Nearly three years after President Abraham Lincoln signed the Emancipation Proclamation (Jan. 1, 1863), the 13th Amendment was passed by Congress (Jan. 31, 1865) and ratified when signed by Georgia on Dec. 6, 1865, ending slavery and involuntary servitude in the United States.
North Carolina ratified the amendment on Dec. 4, 1865.
North Carolina’s copy, stored in a climate-controlled vault of the state archives, was placed on tour in recognition of Juneteenth, which many African Americans celebrate on June 19. The tour, which concludes June 21 in Kinston, was the first time the document has traveled outside of Raleigh.
Zebulon Vance, North Carolina’s Civil War governor, came from a politically successful, well-to-do family that lived in the Reems Creek Valley near Weaverville.

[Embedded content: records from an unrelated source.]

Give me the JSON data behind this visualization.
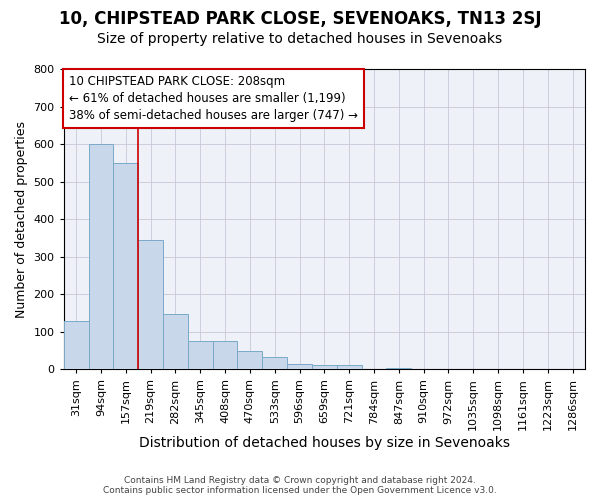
{
  "title": "10, CHIPSTEAD PARK CLOSE, SEVENOAKS, TN13 2SJ",
  "subtitle": "Size of property relative to detached houses in Sevenoaks",
  "xlabel": "Distribution of detached houses by size in Sevenoaks",
  "ylabel": "Number of detached properties",
  "footer_line1": "Contains HM Land Registry data © Crown copyright and database right 2024.",
  "footer_line2": "Contains public sector information licensed under the Open Government Licence v3.0.",
  "categories": [
    "31sqm",
    "94sqm",
    "157sqm",
    "219sqm",
    "282sqm",
    "345sqm",
    "408sqm",
    "470sqm",
    "533sqm",
    "596sqm",
    "659sqm",
    "721sqm",
    "784sqm",
    "847sqm",
    "910sqm",
    "972sqm",
    "1035sqm",
    "1098sqm",
    "1161sqm",
    "1223sqm",
    "1286sqm"
  ],
  "values": [
    128,
    600,
    550,
    345,
    148,
    75,
    75,
    50,
    33,
    15,
    13,
    12,
    0,
    5,
    0,
    0,
    0,
    0,
    0,
    0,
    0
  ],
  "bar_color": "#c8d8ea",
  "bar_edge_color": "#7aaac8",
  "annotation_line1": "10 CHIPSTEAD PARK CLOSE: 208sqm",
  "annotation_line2": "← 61% of detached houses are smaller (1,199)",
  "annotation_line3": "38% of semi-detached houses are larger (747) →",
  "annotation_box_color": "#ffffff",
  "annotation_box_edge": "#cc0000",
  "red_line_color": "#cc0000",
  "red_line_x": 2.5,
  "ylim": [
    0,
    800
  ],
  "yticks": [
    0,
    100,
    200,
    300,
    400,
    500,
    600,
    700,
    800
  ],
  "grid_color": "#c8c8d8",
  "background_color": "#eef2f8",
  "title_fontsize": 12,
  "subtitle_fontsize": 10,
  "ylabel_fontsize": 9,
  "xlabel_fontsize": 10,
  "tick_fontsize": 8,
  "xtick_fontsize": 8
}
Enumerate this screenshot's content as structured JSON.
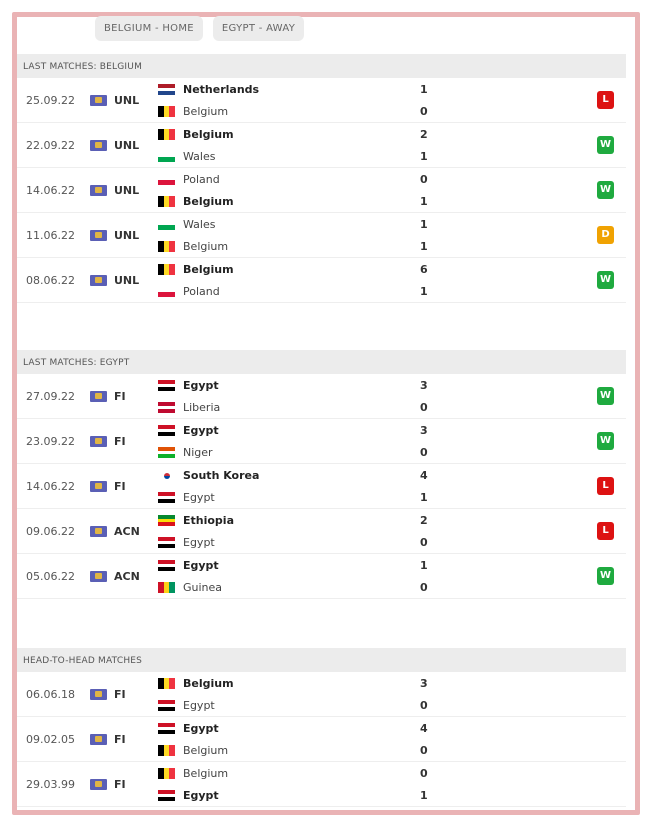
{
  "tabs": [
    "BELGIUM - HOME",
    "EGYPT - AWAY"
  ],
  "colors": {
    "W": "#1faa3f",
    "L": "#dd1212",
    "D": "#f0a202"
  },
  "sections": [
    {
      "title": "LAST MATCHES: BELGIUM",
      "matches": [
        {
          "date": "25.09.22",
          "comp": "UNL",
          "home": "Netherlands",
          "away": "Belgium",
          "hs": "1",
          "as": "0",
          "win": "home",
          "result": "L"
        },
        {
          "date": "22.09.22",
          "comp": "UNL",
          "home": "Belgium",
          "away": "Wales",
          "hs": "2",
          "as": "1",
          "win": "home",
          "result": "W"
        },
        {
          "date": "14.06.22",
          "comp": "UNL",
          "home": "Poland",
          "away": "Belgium",
          "hs": "0",
          "as": "1",
          "win": "away",
          "result": "W"
        },
        {
          "date": "11.06.22",
          "comp": "UNL",
          "home": "Wales",
          "away": "Belgium",
          "hs": "1",
          "as": "1",
          "win": "none",
          "result": "D"
        },
        {
          "date": "08.06.22",
          "comp": "UNL",
          "home": "Belgium",
          "away": "Poland",
          "hs": "6",
          "as": "1",
          "win": "home",
          "result": "W"
        }
      ]
    },
    {
      "title": "LAST MATCHES: EGYPT",
      "matches": [
        {
          "date": "27.09.22",
          "comp": "FI",
          "home": "Egypt",
          "away": "Liberia",
          "hs": "3",
          "as": "0",
          "win": "home",
          "result": "W"
        },
        {
          "date": "23.09.22",
          "comp": "FI",
          "home": "Egypt",
          "away": "Niger",
          "hs": "3",
          "as": "0",
          "win": "home",
          "result": "W"
        },
        {
          "date": "14.06.22",
          "comp": "FI",
          "home": "South Korea",
          "away": "Egypt",
          "hs": "4",
          "as": "1",
          "win": "home",
          "result": "L"
        },
        {
          "date": "09.06.22",
          "comp": "ACN",
          "home": "Ethiopia",
          "away": "Egypt",
          "hs": "2",
          "as": "0",
          "win": "home",
          "result": "L"
        },
        {
          "date": "05.06.22",
          "comp": "ACN",
          "home": "Egypt",
          "away": "Guinea",
          "hs": "1",
          "as": "0",
          "win": "home",
          "result": "W"
        }
      ]
    },
    {
      "title": "HEAD-TO-HEAD MATCHES",
      "matches": [
        {
          "date": "06.06.18",
          "comp": "FI",
          "home": "Belgium",
          "away": "Egypt",
          "hs": "3",
          "as": "0",
          "win": "home",
          "result": ""
        },
        {
          "date": "09.02.05",
          "comp": "FI",
          "home": "Egypt",
          "away": "Belgium",
          "hs": "4",
          "as": "0",
          "win": "home",
          "result": ""
        },
        {
          "date": "29.03.99",
          "comp": "FI",
          "home": "Belgium",
          "away": "Egypt",
          "hs": "0",
          "as": "1",
          "win": "away",
          "result": ""
        }
      ]
    }
  ]
}
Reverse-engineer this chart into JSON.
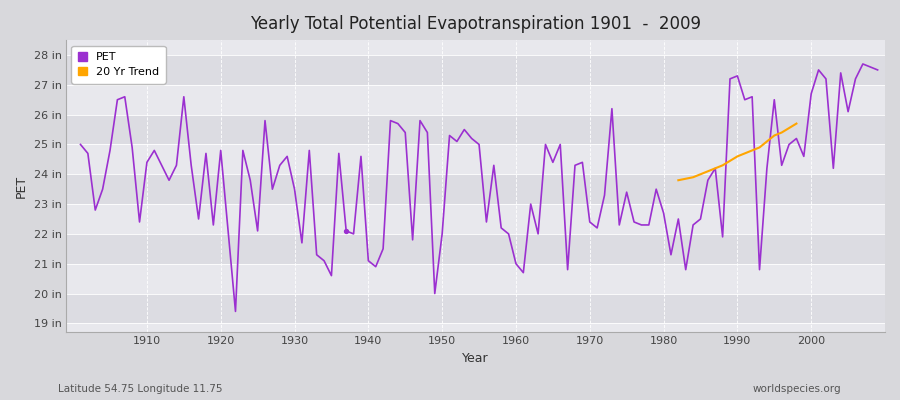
{
  "title": "Yearly Total Potential Evapotranspiration 1901  -  2009",
  "xlabel": "Year",
  "ylabel": "PET",
  "footnote_left": "Latitude 54.75 Longitude 11.75",
  "footnote_right": "worldspecies.org",
  "legend_pet": "PET",
  "legend_trend": "20 Yr Trend",
  "pet_color": "#9B30D0",
  "trend_color": "#FFA500",
  "bg_outer": "#D8D8DC",
  "plot_bg_light": "#E8E8ED",
  "plot_bg_dark": "#DCDCE2",
  "grid_color": "#FFFFFF",
  "ylim": [
    18.7,
    28.5
  ],
  "yticks": [
    19,
    20,
    21,
    22,
    23,
    24,
    25,
    26,
    27,
    28
  ],
  "xlim": [
    1899,
    2010
  ],
  "xticks": [
    1910,
    1920,
    1930,
    1940,
    1950,
    1960,
    1970,
    1980,
    1990,
    2000
  ],
  "years": [
    1901,
    1902,
    1903,
    1904,
    1905,
    1906,
    1907,
    1908,
    1909,
    1910,
    1911,
    1912,
    1913,
    1914,
    1915,
    1916,
    1917,
    1918,
    1919,
    1920,
    1921,
    1922,
    1923,
    1924,
    1925,
    1926,
    1927,
    1928,
    1929,
    1930,
    1931,
    1932,
    1933,
    1934,
    1935,
    1936,
    1937,
    1938,
    1939,
    1940,
    1941,
    1942,
    1943,
    1944,
    1945,
    1946,
    1947,
    1948,
    1949,
    1950,
    1951,
    1952,
    1953,
    1954,
    1955,
    1956,
    1957,
    1958,
    1959,
    1960,
    1961,
    1962,
    1963,
    1964,
    1965,
    1966,
    1967,
    1968,
    1969,
    1970,
    1971,
    1972,
    1973,
    1974,
    1975,
    1976,
    1977,
    1978,
    1979,
    1980,
    1981,
    1982,
    1983,
    1984,
    1985,
    1986,
    1987,
    1988,
    1989,
    1990,
    1991,
    1992,
    1993,
    1994,
    1995,
    1996,
    1997,
    1998,
    1999,
    2000,
    2001,
    2002,
    2003,
    2004,
    2005,
    2006,
    2007,
    2008,
    2009
  ],
  "pet_values": [
    25.0,
    24.7,
    22.8,
    23.5,
    24.8,
    26.5,
    26.6,
    24.9,
    22.4,
    24.4,
    24.8,
    24.3,
    23.8,
    24.3,
    26.6,
    24.3,
    22.5,
    24.7,
    22.3,
    24.8,
    22.1,
    19.4,
    24.8,
    23.8,
    22.1,
    25.8,
    23.5,
    24.3,
    24.6,
    23.5,
    21.7,
    24.8,
    21.3,
    21.1,
    20.6,
    24.7,
    22.1,
    22.0,
    24.6,
    21.1,
    20.9,
    21.5,
    25.8,
    25.7,
    25.4,
    21.8,
    25.8,
    25.4,
    20.0,
    22.0,
    25.3,
    25.1,
    25.5,
    25.2,
    25.0,
    22.4,
    24.3,
    22.2,
    22.0,
    21.0,
    20.7,
    23.0,
    22.0,
    25.0,
    24.4,
    25.0,
    20.8,
    24.3,
    24.4,
    22.4,
    22.2,
    23.3,
    26.2,
    22.3,
    23.4,
    22.4,
    22.3,
    22.3,
    23.5,
    22.7,
    21.3,
    22.5,
    20.8,
    22.3,
    22.5,
    23.8,
    24.2,
    21.9,
    27.2,
    27.3,
    26.5,
    26.6,
    20.8,
    24.2,
    26.5,
    24.3,
    25.0,
    25.2,
    24.6,
    26.7,
    27.5,
    27.2,
    24.2,
    27.4,
    26.1,
    27.2,
    27.7,
    27.6,
    27.5
  ],
  "trend_years": [
    1982,
    1983,
    1984,
    1985,
    1986,
    1987,
    1988,
    1989,
    1990,
    1991,
    1992,
    1993,
    1994,
    1995,
    1996,
    1997,
    1998
  ],
  "trend_values": [
    23.8,
    23.85,
    23.9,
    24.0,
    24.1,
    24.2,
    24.3,
    24.45,
    24.6,
    24.7,
    24.8,
    24.9,
    25.1,
    25.3,
    25.4,
    25.55,
    25.7
  ],
  "isolated_dot_year": 1937,
  "isolated_dot_value": 22.1
}
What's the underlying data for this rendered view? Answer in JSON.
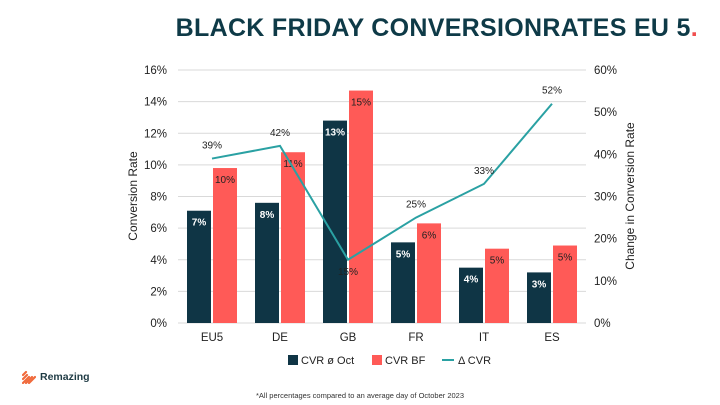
{
  "header": {
    "title": "BLACK FRIDAY CONVERSIONRATES EU 5",
    "title_dot": "."
  },
  "brand": {
    "name": "Remazing"
  },
  "footnote": "*All percentages compared to an average day of October 2023",
  "colors": {
    "navy": "#0f3545",
    "coral": "#ff5a57",
    "teal": "#2aa1a3",
    "axis_text": "#222222",
    "gridline": "#d9d9d9"
  },
  "chart_data": {
    "type": "bar",
    "categories": [
      "EU5",
      "DE",
      "GB",
      "FR",
      "IT",
      "ES"
    ],
    "series": [
      {
        "name": "CVR ø Oct",
        "axis": "left",
        "kind": "bar",
        "values": [
          7.1,
          7.6,
          12.8,
          5.1,
          3.5,
          3.2
        ],
        "labels": [
          "7%",
          "8%",
          "13%",
          "5%",
          "4%",
          "3%"
        ]
      },
      {
        "name": "CVR BF",
        "axis": "left",
        "kind": "bar",
        "values": [
          9.8,
          10.8,
          14.7,
          6.3,
          4.7,
          4.9
        ],
        "labels": [
          "10%",
          "11%",
          "15%",
          "6%",
          "5%",
          "5%"
        ]
      },
      {
        "name": "Δ CVR",
        "axis": "right",
        "kind": "line",
        "values": [
          39,
          42,
          15,
          25,
          33,
          52
        ],
        "labels": [
          "39%",
          "42%",
          "15%",
          "25%",
          "33%",
          "52%"
        ]
      }
    ],
    "ylabel": "Conversion Rate",
    "y2label": "Change in Conversion Rate",
    "ylim": [
      0,
      16
    ],
    "y2lim": [
      0,
      60
    ],
    "yticks": [
      "0%",
      "2%",
      "4%",
      "6%",
      "8%",
      "10%",
      "12%",
      "14%",
      "16%"
    ],
    "y2ticks": [
      "0%",
      "10%",
      "20%",
      "30%",
      "40%",
      "50%",
      "60%"
    ],
    "legend_position": "bottom"
  }
}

Vance’s grandfather and father owned a number of slaves. Nearly all were sold when Vance’s father died in 1844. That same year, Zebulon Vance, his mother and her other children moved to Asheville, where Vance began to hone his oratorical skills that would propel him into politics.
During the Juneteenth celebration at Vance Birthplace on June 12, actor Becky Stone said before her portrayal of Sarah Gudger, a slave who lived near Old Fort, that her research of slavery in the area indicated that a very small percentage worked in agriculture. Most were skilled tradesmen who were hired out by their owners as carpenters, masons and the like.
Many were children who were put to work mining gold in mountain coves and valleys, Stone said. Many slaves ran small farms while their owners worked in town as professionals. Owners in Western North Carolina often kept slave families intact, she said.
Though many mountain slaves had a degree of autonomy, they were not servants, Stone emphasized. “They were slaves,” she told her audience in the cabin the Vances kept for slaves. Owners “worked them hard,” she said.